Much of the research on violent video games, like a vast proportion of all psychological research, has focused on college students. This shouldn’t be surprising, since most college psychology departments require students to participate in experiments as a part of the Introduction to Psychology course. It’s an easy way for researchers to find human participants, and a great way for students to learn how real research is done. Research results for college students often are equivalent to the population as a whole, and even when they aren’t, college students can establish a baseline to compare to other groups.
But the group people are most concerned about when it comes to the effect of violent games is probably early adolescent boys, much younger than the typical college student. What if younger people respond differently to games? Unfortunately, there hasn’t been much research on this age group, but Steven J. Kirsh has taken an innovate approach to predicting how the impact of violent games differs for younger adolescents. Kirsh has used more general research on aggression in adolescents to formulate several hypotheses on how violent games might fit in to those models.
Kirsh points out that even though some studies that have focused on early adolescents or late adolescents (including college students), none has encompassed the entire age range of adolescence. To show the scale of the problem, Kirsh points to research suggesting that adolescents prefer violent games to non-violent games, and a 1998 study suggesting that 80 percent of the most popular games on the market are violent (I’d be interested to see a more recent study on this, especially if distinctions were made between the different types of violence found in the most popular games).
General research on aggression in adolescents has found that for both boys and girls, aggressive responses increase from ages 11 to 14, then decrease from 14 to 17. Physical aggression, like fighting, peaks between the ages of 13 and 15, as does parent-child and sibling conflict.
Meanwhile, early adolescence is also associated with a higher incidence of negative emotions and depression. Kirsh argues that these trends may be responsible for adolescents interpreting provocative actions of others as aggressive, and increasing the likelihood of aggressive response. The hormones found in disturbing abundance in adolescents have also been associated with increased aggression.

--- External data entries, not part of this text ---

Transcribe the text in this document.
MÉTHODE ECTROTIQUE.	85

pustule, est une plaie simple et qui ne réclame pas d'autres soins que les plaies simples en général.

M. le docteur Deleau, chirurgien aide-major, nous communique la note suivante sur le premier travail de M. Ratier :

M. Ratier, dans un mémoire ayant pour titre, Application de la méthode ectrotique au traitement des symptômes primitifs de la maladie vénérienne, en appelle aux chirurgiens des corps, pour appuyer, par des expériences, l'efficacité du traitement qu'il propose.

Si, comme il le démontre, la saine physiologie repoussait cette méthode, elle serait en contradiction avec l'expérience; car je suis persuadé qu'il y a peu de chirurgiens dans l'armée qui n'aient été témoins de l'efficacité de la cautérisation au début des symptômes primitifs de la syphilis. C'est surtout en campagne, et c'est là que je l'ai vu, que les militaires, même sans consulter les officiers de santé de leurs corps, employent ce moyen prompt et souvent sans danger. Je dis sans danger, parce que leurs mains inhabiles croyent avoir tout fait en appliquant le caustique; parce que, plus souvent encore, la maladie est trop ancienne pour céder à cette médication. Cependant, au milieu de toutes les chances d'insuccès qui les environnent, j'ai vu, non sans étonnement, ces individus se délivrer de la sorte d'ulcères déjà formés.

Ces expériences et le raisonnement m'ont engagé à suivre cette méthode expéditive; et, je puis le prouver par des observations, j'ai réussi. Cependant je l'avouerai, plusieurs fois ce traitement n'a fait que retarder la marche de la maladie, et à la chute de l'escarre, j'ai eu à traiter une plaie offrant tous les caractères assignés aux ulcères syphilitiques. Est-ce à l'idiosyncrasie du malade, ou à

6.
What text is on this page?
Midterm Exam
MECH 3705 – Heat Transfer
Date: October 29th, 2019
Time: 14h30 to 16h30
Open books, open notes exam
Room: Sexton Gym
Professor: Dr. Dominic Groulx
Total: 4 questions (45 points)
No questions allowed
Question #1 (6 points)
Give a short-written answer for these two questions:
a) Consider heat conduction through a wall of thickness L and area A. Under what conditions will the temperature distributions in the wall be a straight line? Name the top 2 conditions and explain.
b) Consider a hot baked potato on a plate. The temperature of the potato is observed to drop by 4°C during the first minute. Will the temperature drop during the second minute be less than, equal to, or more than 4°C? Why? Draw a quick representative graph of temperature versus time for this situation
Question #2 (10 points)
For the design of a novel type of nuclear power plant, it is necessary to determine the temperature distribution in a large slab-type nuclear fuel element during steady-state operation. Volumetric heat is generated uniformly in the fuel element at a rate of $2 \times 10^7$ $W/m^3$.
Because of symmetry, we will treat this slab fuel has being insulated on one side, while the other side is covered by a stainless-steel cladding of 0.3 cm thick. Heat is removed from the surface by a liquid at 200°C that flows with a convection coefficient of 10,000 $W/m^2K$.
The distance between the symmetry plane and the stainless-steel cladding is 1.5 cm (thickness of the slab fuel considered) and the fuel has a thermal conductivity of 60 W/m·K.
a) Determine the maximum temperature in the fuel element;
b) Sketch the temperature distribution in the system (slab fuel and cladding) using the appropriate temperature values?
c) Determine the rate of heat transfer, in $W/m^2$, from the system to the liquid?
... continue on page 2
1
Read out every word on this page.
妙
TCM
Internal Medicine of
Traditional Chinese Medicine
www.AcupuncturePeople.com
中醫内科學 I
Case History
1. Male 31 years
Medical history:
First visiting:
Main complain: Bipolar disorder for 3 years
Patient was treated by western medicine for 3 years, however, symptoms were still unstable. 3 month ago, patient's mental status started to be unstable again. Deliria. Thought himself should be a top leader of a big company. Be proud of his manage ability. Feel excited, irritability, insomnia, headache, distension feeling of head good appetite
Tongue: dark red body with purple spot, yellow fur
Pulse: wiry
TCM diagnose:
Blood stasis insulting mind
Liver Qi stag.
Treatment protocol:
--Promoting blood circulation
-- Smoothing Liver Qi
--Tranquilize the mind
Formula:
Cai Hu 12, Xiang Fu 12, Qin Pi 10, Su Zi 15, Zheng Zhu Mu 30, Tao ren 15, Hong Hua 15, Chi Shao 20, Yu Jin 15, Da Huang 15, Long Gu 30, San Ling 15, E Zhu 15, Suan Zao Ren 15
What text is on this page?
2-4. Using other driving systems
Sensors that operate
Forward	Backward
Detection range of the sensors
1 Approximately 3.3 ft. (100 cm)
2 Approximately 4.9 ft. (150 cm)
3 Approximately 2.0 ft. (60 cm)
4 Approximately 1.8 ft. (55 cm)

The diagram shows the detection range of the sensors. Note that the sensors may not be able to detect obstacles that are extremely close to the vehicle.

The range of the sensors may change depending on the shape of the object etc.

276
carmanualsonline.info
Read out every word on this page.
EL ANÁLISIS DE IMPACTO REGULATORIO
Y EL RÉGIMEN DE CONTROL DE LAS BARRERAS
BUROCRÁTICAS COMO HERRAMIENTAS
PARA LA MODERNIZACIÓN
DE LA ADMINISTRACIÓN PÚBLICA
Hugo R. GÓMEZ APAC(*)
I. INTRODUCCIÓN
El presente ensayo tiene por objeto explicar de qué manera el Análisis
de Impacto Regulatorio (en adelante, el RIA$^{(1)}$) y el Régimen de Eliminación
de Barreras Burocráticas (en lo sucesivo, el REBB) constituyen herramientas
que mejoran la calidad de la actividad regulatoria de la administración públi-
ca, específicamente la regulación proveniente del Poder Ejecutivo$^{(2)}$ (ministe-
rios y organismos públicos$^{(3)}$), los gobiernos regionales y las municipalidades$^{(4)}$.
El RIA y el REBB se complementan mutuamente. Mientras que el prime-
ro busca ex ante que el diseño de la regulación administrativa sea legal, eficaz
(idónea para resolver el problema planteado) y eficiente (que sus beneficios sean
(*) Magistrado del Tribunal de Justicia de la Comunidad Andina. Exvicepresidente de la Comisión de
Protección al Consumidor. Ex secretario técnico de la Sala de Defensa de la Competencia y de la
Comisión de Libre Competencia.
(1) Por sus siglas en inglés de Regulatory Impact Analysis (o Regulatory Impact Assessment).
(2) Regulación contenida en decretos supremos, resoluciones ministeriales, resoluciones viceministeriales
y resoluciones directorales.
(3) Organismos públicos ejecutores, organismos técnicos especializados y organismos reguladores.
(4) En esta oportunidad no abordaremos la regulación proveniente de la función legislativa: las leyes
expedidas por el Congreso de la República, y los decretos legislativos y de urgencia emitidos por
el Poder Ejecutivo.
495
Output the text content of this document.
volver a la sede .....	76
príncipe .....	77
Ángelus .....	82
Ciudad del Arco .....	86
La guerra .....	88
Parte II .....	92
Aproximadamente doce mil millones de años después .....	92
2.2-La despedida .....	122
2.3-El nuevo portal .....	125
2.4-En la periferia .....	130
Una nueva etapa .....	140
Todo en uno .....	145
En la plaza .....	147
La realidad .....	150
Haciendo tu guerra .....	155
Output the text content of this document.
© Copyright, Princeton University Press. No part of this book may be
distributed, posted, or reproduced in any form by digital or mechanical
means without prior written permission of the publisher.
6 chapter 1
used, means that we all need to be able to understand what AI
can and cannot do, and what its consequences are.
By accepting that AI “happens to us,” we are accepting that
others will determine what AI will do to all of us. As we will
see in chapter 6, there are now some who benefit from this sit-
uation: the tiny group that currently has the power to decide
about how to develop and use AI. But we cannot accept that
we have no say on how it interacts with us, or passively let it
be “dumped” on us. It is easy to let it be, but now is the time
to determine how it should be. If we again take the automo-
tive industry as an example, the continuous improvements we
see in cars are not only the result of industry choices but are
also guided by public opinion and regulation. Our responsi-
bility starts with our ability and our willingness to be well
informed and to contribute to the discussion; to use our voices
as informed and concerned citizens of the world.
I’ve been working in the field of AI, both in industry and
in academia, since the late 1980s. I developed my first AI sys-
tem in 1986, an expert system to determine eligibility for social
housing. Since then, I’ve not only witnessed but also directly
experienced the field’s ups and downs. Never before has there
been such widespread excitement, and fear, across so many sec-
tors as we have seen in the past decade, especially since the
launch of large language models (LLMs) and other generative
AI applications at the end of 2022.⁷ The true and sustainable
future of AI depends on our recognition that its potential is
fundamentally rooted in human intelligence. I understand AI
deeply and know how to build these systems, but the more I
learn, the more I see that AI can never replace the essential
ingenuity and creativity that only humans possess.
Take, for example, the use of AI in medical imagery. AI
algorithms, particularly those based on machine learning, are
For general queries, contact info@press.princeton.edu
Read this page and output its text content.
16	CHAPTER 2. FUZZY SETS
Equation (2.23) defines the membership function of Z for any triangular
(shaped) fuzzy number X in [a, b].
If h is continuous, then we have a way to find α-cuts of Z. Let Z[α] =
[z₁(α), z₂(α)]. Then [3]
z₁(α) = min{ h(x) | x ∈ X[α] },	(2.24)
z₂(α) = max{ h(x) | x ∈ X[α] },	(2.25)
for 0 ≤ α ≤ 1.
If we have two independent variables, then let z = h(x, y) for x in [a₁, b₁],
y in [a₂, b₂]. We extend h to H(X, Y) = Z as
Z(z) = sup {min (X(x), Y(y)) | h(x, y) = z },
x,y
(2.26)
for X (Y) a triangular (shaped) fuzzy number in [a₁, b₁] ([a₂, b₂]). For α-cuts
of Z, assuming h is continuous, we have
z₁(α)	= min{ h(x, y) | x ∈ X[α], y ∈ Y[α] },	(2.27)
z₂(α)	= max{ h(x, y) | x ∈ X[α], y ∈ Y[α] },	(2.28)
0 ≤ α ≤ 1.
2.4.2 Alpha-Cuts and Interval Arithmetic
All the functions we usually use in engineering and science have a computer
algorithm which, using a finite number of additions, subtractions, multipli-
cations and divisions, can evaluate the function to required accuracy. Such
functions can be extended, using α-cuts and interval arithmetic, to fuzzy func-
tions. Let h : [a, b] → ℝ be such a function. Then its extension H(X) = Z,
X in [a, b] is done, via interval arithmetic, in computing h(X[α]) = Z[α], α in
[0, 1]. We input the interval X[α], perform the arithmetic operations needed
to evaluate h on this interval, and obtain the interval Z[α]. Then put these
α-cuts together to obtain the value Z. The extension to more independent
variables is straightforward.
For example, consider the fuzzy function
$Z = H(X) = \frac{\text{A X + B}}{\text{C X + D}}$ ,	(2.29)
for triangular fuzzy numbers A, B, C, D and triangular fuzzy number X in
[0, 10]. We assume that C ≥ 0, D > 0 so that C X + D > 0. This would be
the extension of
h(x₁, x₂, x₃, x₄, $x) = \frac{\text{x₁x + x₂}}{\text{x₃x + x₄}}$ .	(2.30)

The physical development of the brain during this period is also associated with a predisposition for emotional responses over rational ones. From age 7 to 16, adolescents lose half of their neocortical synapses (connections between brain cells). This “synaptic pruning” may be responsible for increasing the ability of the prefrontal cortex to make rational judgments, and fMRI scans of 10 to 18-year-olds show that younger children respond to emotionally-laden drawings almost entirely with the limbic system (responsible for emotion), whereas older children use both the limbic system and the prefrontal cortex (used for higher thinking).
Kirsh puts all this evidence together to argue that violent games should have a more dramatic affect on aggressive behavior in early adolescence compared to mid and late adolescence. However, Kirsch also acknowledges that there are many other contributors to aggressive behavior, including gender, family, peers, school, and personality. Each of these other contributors may vary differently across adolescence — for example, susceptibility to peer pressure peaks at around age 15, just as physical aggression is beginning to diminish. And while there are significant gender differences in violent and aggressive behavior (boys are much more aggressive than girls), there does not appear to be a gender difference in the impact of video game violence.
Some researchers, such as James Garbarino, suggest that most kids can handle one or two of these risk factors for aggressive behavior, but once several of them are combined, the likelihood of aggressive behavior increases dramatically. Perhaps only when video game violence is studied in the context of many different risk factors — and the other known phenomena related to adolescent development — will its true impact be known.
I’d like to add one more recommendation myself — that researchers also not treat all video games the same. As recent research has suggested, not all video game violence is created equal, and a careful study will also take different types of video game violence into account.
Kirsh, S.J. (2003). The effects of violent video games on adolescents: The overlooked influence of development. Aggression and Violent Behavior 8, 377-389.